Schmidt liest Proust
Mittwoch, 16. August 2006

Regionalbahn Berlin-Frankfurt/Oder - II S.88-109

Gestern zeigte sich jemand überrascht, er hätte mir nicht zugetraut, daß ich Proust lese. Dabei dachte ich, man würde mir meinen versnobten Kulturgeschmack an der Nasenspitze ansehen, woran sonst sollte es liegen, daß sich Frauen instinktiv von mir fern halten. Es wäre sicher wünschenswert, wenn einem Leistungen und Qualitäten äußerlich anzusehen wären, dann könnte man zur Abschlußprüfung an der Universität einfach ein Paßfoto einreichen, anstatt eine demütigende Prozedur über sich ergehen lassen zu müssen. Andererseits führt das mimische Repräsentieren des eigenen Werts zu einer gewissen Steifheit im Ausdruck und zu den schrulligen Gesten, die Proust so schön beschreibt, und von denen ich meine, an den Menschen heute viel weniger zu beobachten. Man putzt sein Monokel nicht mehr auf zur eigenen Stellung passende Art, man versucht höchstens, die Zigarette individuell zu halten, aber da sind die Möglichkeiten begrenzt. Vielleicht sollte man sich auch im Gegenteil, wie Andy Warhol, bemühen, unsichtbar zu werden, je größer die Diskrepanz zwischen Leistung und Charisma, um so stärker lenkt man die Aufmerksamkeit auf die Leistung. Bzw. man hinterläßt mit seiner unspektakulären Erscheinung eine signifikante Leerstelle, die die Phantasie der Menschen anregt, sich die verborgenen Qualitäten an einem dazuzudenken, weil sich niemand vorstellen kann, daß so ein Würstchen solche Texte schreibt. Trotzdem ist es erschreckend zu erfahren, wie sehr man immer noch unterschätzt wird, und die Menschen, die das tun, verhalten sich ungefähr so naiv, wie jene Bewohner eines Dorfs am Fuß eines Vulkans, die nicht daran glauben, daß er je ausbrechen wird, einfach, weil es so unbequem für sie wäre.

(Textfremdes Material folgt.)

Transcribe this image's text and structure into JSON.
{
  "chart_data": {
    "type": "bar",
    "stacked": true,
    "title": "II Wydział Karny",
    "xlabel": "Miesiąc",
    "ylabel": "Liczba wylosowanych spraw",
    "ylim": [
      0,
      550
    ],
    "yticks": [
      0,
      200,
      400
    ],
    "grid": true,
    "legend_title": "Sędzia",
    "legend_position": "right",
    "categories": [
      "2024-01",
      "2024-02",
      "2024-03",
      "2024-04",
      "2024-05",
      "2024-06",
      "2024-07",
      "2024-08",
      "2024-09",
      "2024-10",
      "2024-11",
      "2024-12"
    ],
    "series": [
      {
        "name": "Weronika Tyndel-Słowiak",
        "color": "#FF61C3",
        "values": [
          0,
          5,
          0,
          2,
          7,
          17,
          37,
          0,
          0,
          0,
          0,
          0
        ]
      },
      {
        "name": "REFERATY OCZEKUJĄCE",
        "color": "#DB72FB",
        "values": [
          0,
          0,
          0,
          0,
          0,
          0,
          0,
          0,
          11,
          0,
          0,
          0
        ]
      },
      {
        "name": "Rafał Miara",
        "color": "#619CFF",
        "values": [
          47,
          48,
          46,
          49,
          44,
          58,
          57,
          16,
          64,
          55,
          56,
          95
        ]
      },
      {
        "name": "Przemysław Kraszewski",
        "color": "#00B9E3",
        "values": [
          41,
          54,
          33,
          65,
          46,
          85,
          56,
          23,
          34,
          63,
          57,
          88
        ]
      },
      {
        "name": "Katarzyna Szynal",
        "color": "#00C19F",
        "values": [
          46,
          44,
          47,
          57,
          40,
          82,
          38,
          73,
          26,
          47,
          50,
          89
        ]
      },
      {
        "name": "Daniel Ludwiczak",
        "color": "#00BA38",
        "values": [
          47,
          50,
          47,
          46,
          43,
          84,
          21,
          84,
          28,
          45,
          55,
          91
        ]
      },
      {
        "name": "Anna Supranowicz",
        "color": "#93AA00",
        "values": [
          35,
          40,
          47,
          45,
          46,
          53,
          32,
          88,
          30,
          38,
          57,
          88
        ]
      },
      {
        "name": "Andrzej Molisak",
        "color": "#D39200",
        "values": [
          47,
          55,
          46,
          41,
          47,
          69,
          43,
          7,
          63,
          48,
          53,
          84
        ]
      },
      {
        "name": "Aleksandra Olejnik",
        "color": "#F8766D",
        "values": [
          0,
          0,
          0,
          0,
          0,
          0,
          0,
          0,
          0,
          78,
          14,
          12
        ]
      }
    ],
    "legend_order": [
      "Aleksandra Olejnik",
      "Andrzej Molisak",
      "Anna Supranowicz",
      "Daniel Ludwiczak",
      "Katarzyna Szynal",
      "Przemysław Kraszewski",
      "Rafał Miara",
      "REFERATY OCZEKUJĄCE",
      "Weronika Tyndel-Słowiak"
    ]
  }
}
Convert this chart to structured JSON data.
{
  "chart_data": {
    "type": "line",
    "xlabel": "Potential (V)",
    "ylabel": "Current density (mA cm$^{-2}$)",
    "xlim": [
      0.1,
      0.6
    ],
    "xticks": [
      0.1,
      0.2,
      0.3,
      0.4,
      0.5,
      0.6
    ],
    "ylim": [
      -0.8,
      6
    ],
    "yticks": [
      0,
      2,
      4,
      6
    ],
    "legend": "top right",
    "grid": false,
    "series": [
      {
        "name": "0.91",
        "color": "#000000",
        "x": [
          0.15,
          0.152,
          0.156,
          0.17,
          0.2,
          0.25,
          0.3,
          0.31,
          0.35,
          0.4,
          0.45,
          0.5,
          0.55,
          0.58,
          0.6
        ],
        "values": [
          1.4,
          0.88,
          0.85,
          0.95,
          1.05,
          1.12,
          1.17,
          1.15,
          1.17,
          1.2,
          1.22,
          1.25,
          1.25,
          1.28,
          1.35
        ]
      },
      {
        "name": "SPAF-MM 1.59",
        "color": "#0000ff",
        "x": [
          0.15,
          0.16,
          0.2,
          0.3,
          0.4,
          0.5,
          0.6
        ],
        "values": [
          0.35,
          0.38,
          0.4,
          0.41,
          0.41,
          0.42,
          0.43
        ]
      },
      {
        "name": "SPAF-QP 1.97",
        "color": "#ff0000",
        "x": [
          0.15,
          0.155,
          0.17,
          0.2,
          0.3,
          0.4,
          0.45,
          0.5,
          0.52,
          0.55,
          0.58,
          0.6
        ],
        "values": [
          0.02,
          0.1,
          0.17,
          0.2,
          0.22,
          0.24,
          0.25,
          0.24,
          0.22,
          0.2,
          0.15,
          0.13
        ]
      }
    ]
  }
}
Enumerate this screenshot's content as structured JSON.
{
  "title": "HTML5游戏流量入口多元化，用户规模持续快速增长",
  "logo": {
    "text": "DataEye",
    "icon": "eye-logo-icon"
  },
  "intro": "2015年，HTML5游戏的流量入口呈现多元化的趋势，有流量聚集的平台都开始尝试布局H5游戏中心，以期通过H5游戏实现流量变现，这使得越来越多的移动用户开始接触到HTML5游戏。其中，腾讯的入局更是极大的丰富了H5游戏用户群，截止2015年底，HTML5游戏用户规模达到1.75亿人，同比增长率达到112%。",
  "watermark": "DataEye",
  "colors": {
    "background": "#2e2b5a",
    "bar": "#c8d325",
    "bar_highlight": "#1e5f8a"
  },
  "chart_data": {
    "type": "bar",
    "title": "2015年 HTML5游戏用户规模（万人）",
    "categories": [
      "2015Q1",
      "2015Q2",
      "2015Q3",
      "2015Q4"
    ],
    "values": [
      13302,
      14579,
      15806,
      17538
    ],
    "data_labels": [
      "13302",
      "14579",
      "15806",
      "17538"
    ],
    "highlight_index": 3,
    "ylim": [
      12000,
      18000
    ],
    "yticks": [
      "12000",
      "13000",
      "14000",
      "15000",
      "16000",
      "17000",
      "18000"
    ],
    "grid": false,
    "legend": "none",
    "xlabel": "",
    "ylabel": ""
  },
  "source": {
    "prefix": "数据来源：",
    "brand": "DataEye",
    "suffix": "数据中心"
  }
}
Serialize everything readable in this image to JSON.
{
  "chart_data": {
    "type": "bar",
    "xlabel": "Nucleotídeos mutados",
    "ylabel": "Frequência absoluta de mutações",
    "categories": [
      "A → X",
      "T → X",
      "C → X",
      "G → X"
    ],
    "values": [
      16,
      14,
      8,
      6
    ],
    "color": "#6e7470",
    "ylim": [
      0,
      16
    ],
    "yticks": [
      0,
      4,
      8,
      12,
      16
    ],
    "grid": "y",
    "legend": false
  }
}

S.88-109 Gilberte schreibt Marcel, er darf zu ihren Teegesellschaften erscheinen. Dort ißt er mehr Schokoladenkuchen, als sein Magen verkraftet, und trinkt viele Tassen Tee, wo ihn doch schon eine einzige 24 Stunden wachhält. Aber er ist im Haus der Swanns völlig benommen und vergißt alle Vorsichtsmaßregeln. Und dabei gibt es im Innern dieses Reiches das noch weit geheimere "in dem Swann und seine Frau ihr übernatürliches Dasein führten." Die Eltern der Freundin, ich habe nie verstanden, wie man sich, ohne sie zu kennen, für ein Mädchen entscheiden konnte. Gerade in jungen Jahren waren die Eltern ja doch der eigentlich interessante Teil an der Beziehung. Kein Wunder, daß Marcel nur stammeln kann, wenn er Swanns Bibliothek betreten darf und die neuesten Sammlerstücke gezeigt bekommt. Auch Odette sammelt, aber Menschen für ihren Salon. Hier guten Zuwachs zu gewinnen, ist für sie "wie ein Kolonialkrieg". Wobei gilt: "...daß ein großer Teil des Vergnügens, das eine Frau daran findet, in ein anderes Milieu als ihr bisheriges einzudringen, ihr abgehen würde, wenn sie nicht ihre alten Bekannten von den relativ glänzenden Beziehungen, die an ihre Stelle getreten sind, in Kenntnis setzen könnte." Heute nennt man es Networking. Ganz am Rande wird zum ersten mal Albertine erwähnt, ein Mädchen, das früher ein paar Klassen unter Gilberte in die Schule ging. Da sie später im Buch noch eine wichtige Rolle spielen wird, erwähne ich, daß sie erwähnt wird, obwohl ich eigentlich noch nicht wissen kann, daß es "ganz am Rande" geschieht. Aber ich habe mich ja auch längst entschlossen, das Buch, gleich nach Beendigung, noch ein zweites mal zu lesen, um die Wirkung solcher Effekte richtig genießen zu können. Es ist dabei wie mit der ungeküßten Odette, mit jeder Seite verabschiedet man sich für immer von einem Stück unbekanntem Proust.

Verlorene Praxis: - eine Nachricht über den Kanal kabeln.